I have a list with multiple squared dataframes each representing the economy of a country. I would like to combine all the dataframes in a single dataframe with the data of each country on the diagonal cells corresponding to the same column and row names.
Here is a toy setup:
# toy IO
df1 <- data.frame (a1=rnorm(3),
b1=rnorm(3)+2,
c1=rnorm(3)*2)
rownames(df1) <- colnames(df1)
df2 <- data.frame (a2=rnorm(3),
b2=rnorm(3)+5,
c2=rnorm(3)*5)
rownames(df2) <- colnames(df2)
df3 <- data.frame (a3=rnorm(3),
b3=rnorm(3)+10,
c3=rnorm(3)*10)
rownames(df3) <- colnames(df3)
IO <- list(df1,df2,df3)
# initialize the MRIO
# 3*3=9
bigmat <- matrix(NA, 9,9)
dim(bigmat)
bigmat <- as.data.frame(bigmat)
# input row and col names
colnames(bigmat) <- c(colnames(df1),colnames(df2),colnames(df3))

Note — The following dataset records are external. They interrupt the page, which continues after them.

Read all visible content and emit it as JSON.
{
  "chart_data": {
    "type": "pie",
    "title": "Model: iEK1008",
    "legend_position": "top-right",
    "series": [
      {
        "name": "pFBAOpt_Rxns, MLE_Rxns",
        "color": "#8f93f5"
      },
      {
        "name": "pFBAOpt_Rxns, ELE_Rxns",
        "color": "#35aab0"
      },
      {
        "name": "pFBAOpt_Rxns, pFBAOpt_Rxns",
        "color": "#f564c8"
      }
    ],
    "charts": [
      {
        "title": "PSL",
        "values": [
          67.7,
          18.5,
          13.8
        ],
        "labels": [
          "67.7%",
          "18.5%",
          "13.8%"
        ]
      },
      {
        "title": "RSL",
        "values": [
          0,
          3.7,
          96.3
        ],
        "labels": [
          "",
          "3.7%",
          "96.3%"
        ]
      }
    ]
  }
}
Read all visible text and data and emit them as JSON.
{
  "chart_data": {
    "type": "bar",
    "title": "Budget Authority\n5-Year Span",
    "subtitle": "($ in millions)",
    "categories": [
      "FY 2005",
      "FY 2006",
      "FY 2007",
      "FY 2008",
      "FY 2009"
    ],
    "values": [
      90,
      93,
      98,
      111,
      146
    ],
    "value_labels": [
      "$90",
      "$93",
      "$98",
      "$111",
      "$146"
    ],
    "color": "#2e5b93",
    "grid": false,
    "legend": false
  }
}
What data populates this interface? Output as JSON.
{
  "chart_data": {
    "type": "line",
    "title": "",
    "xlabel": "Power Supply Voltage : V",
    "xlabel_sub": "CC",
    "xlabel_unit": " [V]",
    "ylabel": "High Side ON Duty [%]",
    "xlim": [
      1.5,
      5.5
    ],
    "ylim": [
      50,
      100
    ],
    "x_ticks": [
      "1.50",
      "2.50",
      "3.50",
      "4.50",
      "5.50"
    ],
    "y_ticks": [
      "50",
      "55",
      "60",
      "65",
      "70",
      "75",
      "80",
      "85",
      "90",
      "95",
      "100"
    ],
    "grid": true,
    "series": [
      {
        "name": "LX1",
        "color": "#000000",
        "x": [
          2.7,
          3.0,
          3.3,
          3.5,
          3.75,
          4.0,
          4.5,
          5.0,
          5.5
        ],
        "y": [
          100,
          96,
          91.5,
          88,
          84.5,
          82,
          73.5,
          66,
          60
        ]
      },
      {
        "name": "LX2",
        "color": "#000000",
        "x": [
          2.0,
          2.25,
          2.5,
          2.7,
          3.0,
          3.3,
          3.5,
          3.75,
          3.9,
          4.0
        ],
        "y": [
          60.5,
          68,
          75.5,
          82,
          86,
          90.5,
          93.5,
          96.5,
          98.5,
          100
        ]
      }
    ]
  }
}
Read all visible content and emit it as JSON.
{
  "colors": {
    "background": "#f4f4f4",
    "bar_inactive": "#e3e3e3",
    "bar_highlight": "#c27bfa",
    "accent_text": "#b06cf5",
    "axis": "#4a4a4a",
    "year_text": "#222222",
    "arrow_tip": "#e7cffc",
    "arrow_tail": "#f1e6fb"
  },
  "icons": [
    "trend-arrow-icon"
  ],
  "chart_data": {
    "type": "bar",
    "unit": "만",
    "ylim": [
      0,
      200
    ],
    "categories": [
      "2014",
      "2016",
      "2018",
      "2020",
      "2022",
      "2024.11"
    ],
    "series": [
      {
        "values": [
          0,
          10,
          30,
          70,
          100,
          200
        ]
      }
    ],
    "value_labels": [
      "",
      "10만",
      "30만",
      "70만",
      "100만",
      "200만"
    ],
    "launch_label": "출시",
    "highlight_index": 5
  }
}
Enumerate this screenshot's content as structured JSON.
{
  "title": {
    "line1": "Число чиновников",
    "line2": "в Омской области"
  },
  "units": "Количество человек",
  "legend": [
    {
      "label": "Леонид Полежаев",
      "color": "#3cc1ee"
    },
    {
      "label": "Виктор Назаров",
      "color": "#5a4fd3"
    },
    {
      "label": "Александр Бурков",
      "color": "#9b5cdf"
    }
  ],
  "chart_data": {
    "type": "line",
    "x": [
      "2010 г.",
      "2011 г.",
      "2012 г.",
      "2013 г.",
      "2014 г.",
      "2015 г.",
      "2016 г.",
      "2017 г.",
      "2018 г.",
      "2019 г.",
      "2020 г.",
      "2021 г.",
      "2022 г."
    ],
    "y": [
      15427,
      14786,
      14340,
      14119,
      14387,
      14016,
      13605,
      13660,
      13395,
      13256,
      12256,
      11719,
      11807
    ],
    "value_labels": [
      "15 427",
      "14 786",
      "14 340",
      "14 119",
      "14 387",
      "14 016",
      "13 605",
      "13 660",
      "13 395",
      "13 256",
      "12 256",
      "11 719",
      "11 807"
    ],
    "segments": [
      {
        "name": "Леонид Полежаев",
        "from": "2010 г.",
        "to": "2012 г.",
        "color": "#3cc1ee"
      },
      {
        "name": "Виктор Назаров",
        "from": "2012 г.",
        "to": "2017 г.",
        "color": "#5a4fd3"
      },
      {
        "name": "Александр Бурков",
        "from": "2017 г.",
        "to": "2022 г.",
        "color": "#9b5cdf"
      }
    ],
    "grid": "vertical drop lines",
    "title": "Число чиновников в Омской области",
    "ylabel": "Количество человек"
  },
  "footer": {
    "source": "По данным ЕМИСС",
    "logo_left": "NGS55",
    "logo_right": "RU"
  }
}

rownames(bigmat) <- colnames(bigmat)
And here what I ideally want. Of course in the original problem I have 214 variables by 25 dataframes, so I would like to have an automated solution.
>Solution :
This is a good time for a for() loop. You can assign to your big matrix by the row and column names of the data frames in your list, IO.
for (dat in IO) bigmat[rownames(dat), colnames(dat)] <- dat
bigmat
# a1 b1 c1 a2 b2 c2 a3 b3 c3
# a1 -0.7022840 0.8113511 0.947473 NA NA NA NA NA NA
# b1 -1.3965466 1.1572675 1.251534 NA NA NA NA NA NA
# c1 -0.7046801 2.4452599 -1.759129 NA NA NA NA NA NA
# a2 NA NA NA -0.02525984 4.706425 -2.7166644 NA NA NA
# b2 NA NA NA -0.99340937 4.087659 -2.2857446 NA NA NA
# c2 NA NA NA 1.14106869 6.175546 -0.5993501 NA NA NA
# a3 NA NA NA NA NA NA 2.11147819 10.124772 -1.458151
# b3 NA NA NA NA NA NA 0.95736185 8.755218 2.136663
# c3 NA NA NA NA NA NA 0.01153827 9.380493 2.745363
Alternatively if you want to do it a more idiomatic way for R, you can achieve the same output with Reduce():
Reduce(
\(bigmat, dat) {
bigmat[rownames(dat), colnames(dat)] <- dat
bigmat
},
IO,
init = bigmat
)
### ^^ same results
I think your question implies the row and columns are already in the correct order in each data frame. Nevertheless, an advantage of this approach is that regardless of order, we’re joining on names, so if one of your data frames has columns c("b1", "a1", "c1"), they’ll still end up in the right place in bigmat.